56. C’est à la Guinée équatoriale qu’il incombait d’établir que l’immeuble sis au 42 avenue Foch pouvait être considéré comme les locaux de sa mission au sens de l’alinéa i) de l’article premier de la convention de Vienne. Elle s’est selon moi acquittée de sa charge de la preuve, puisque la Cour disposait d’éléments attestant une intention d’utiliser l’immeuble comme locaux de la mission à compter du 4 octobre 2011, suivie de l’utilisation effective de l’immeuble à cette fin à compter du 27 juillet 2012. Si la Cour n’était pas d’avis que la Guinée équatoriale s’était acquittée de sa charge, compte tenu des éléments démontrant que l’immeuble avait droit à la protection diplomatique à compter du 4 octobre 2011, elle disposait assurément d’éléments attestant que, depuis le 27 juillet 2012, l’immeuble était effectivement utilisé aux fins de la mission. Cela dit, ma position est que l’immeuble sis au 42 avenue Foch a acquis le statut de locaux de la mission de la Guinée équatoriale au 4 octobre 2011.

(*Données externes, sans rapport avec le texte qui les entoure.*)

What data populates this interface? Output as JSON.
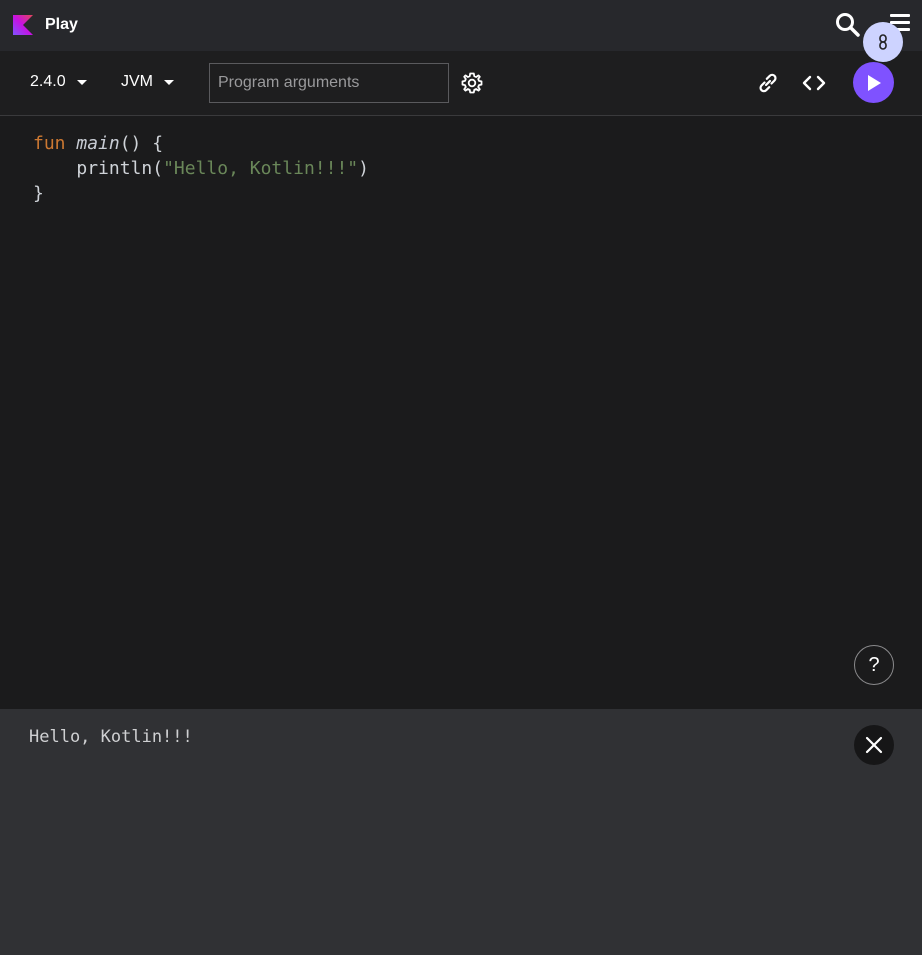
{
  "header": {
    "brand": "Play",
    "logo_icon": "kotlin-logo",
    "search_icon": "search-icon",
    "menu_icon": "hamburger-menu-icon"
  },
  "toolbar": {
    "version": "2.4.0",
    "platform": "JVM",
    "args_placeholder": "Program arguments",
    "args_value": "",
    "settings_icon": "gear-icon",
    "share_icon": "link-icon",
    "embed_icon": "code-brackets-icon",
    "run_icon": "play-icon"
  },
  "editor": {
    "lines": [
      {
        "kw": "fun",
        "name": "main",
        "rest": "() {"
      },
      {
        "indent": "    ",
        "call": "println(",
        "string": "\"Hello, Kotlin!!!\"",
        "close": ")"
      },
      {
        "text": "}"
      }
    ],
    "help_label": "?"
  },
  "console": {
    "output": "Hello, Kotlin!!!",
    "close_icon": "close-icon"
  },
  "colors": {
    "accent": "#7f52ff",
    "keyword": "#cc7832",
    "string": "#6a8759"
  }
}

57. Pareille interprétation de la convention est conforme à son objet et à son but consistant à favoriser des relations d’amitié entre les pays, dans le respect du principe de l’égalité souveraine des Etats et dans l’intérêt du maintien de la paix et de la sécurité internationales, car elle assure un juste équilibre entre les intérêts respectifs des Etats accréditant et accréditaire.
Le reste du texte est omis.